The US is now 42nd in terms of life expactancy, down from 11th just twenty years ago.
Round and round we go - your horse follows your car. You presume to know that markets always offer the best solutions, and therefore look at our system and force it, in your mind, to be the best of all possible worlds.
Truth is, markets don't always work well, and that there are some things that governments do better. One is health care. The testimony of the rest of the world is in your face, but you cannot see it. You are blinded by ideology.
Mark, I admire your tenacity in either making up data, or in relying on other people's made up data. The WHO ranking is based on the skewing of what determines rankings and how they are to be measured. But again, you uncritically rely on the DNC talking points.
But don't worry, you are not alone in being manipulated in that regard. In fact, there is an excellent review of the flaws in the methodology right here.
I am sure that this doesn't comport with your desire to see this country as an abject failure, unless the government steps in to correct what the market is doing. I however, find that there is absolutely no example where government intervention to the extent that you are talking about has ever worked.
Good grief - talk about subjective - the two articles you refer to are remarkably so. And where I rely on WHO, you send me to a fricking blogger. I'll stick with WHO, thanks.

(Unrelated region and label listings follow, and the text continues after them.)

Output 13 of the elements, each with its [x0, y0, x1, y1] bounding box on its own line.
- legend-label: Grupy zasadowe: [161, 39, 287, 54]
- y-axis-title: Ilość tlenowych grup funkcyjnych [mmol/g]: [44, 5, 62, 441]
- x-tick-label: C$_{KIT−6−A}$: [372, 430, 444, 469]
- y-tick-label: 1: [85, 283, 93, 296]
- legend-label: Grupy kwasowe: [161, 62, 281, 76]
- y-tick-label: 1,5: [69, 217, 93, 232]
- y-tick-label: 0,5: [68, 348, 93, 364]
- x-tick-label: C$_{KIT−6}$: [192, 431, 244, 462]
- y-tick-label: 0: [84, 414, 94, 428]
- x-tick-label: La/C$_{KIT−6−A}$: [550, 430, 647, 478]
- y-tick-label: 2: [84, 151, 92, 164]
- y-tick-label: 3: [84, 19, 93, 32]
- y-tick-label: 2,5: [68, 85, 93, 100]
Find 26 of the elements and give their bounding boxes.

Example: The measure of health care does indeed include delivery of care to people, and the US is notably deficient in that regard. So your blogger tells me that's a subjective measurement. I can't think of anything more relevant. Cost of service is indeed another fair measurement, and cost of service is indeed lower in other industrialized countries, by a factor of 50% or so. So you want to jettison that measurement too.

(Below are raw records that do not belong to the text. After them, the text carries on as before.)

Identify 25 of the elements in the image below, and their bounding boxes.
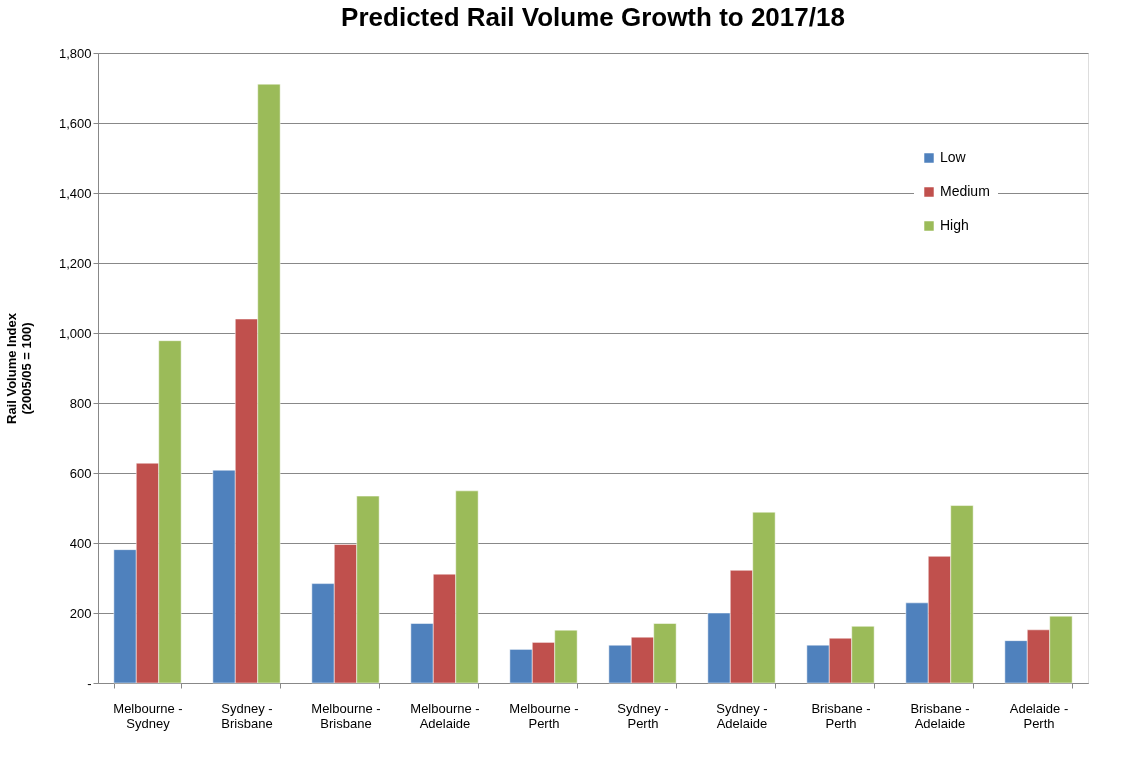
x-tick-label: Melbourne - Brisbane (311, 700, 381, 731)
chart-title: Predicted Rail Volume Growth to 2017/18 (341, 2, 845, 32)
y-axis-title: Rail Volume Index (2005/05 = 100) (3, 312, 34, 425)
x-tick-label: Sydney - Perth (617, 700, 669, 731)
y-tick-label: 200 (69, 605, 92, 621)
y-tick-label: 1,800 (58, 45, 92, 61)
y-tick-label: - (87, 675, 92, 691)
legend-label: Low (940, 149, 967, 165)
y-tick-label: 1,400 (58, 185, 92, 201)
legend-label: Medium (940, 183, 990, 199)
y-tick-label: 800 (69, 395, 92, 411)
y-tick-label: 400 (69, 535, 92, 551)
x-tick-label: Sydney - Brisbane (221, 700, 273, 731)
x-tick-label: Melbourne - Perth (509, 700, 579, 731)
y-tick-label: 600 (69, 465, 92, 481)
x-tick-label: Sydney - Adelaide (716, 700, 768, 731)
x-tick-label: Brisbane - Perth (811, 700, 871, 731)
x-tick-label: Melbourne - Adelaide (410, 700, 480, 731)
x-tick-label: Melbourne - Sydney (113, 700, 183, 731)
y-tick-label: 1,200 (58, 255, 92, 271)
x-tick-label: Adelaide - Perth (1009, 700, 1069, 731)
x-tick-label: Brisbane - Adelaide (910, 700, 970, 731)
legend-label: High (940, 217, 969, 233)
y-tick-label: 1,600 (58, 115, 92, 131)
y-tick-label: 1,000 (58, 325, 92, 341)
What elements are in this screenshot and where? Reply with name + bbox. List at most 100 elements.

Yes, it is true that taxes are how they pay for it - but if you compare their taxes against our private and tax expenditures in total, we suck.
You mentioned before that 87% of Americans have insurance. I'm sure you're proud of that figure. But it's distressingly low. Other countries are doing more like, say ... 100%? And you don't say how many of that 87% are covered by government health care systems in this country - you know - the ones the private sector jettisoned (they were sick - the private sector doesnt' like sick people. They're too expensive). Tell me how much of our population is covered by private health care - remove VA, Medicare and Medicaid from your calculation, and you'll find that the government is already doing a good deal of our health care. Not because anyone asked them to - by default. The private sector failed us miserably. The only reason seniors are covered by Medicare is that there was no coverage available to them in the private sector if they were actually sick.
Good grief - you don't like the results of objective measurements, attack those who do the measuring. By any standard a system that leaves 47 million of its citizens uninsured, millions others underinsured, and still costs twice as much as other countries is a failed system. Period.
BTW - you mentioned Medicare D above - as if somehow we are responsible for this boondoggle. It's an industry-sponsored program designed to benefit industry (yet another subsidy)that has ano cost control measures built in. Big Pharma has been feeding at this trough for several years now.
With prescription drugs other countries manage to control costs quite well by, well, controlling them. And since government in this country does most R&D for drugs, there's no reason not to put caps on costs.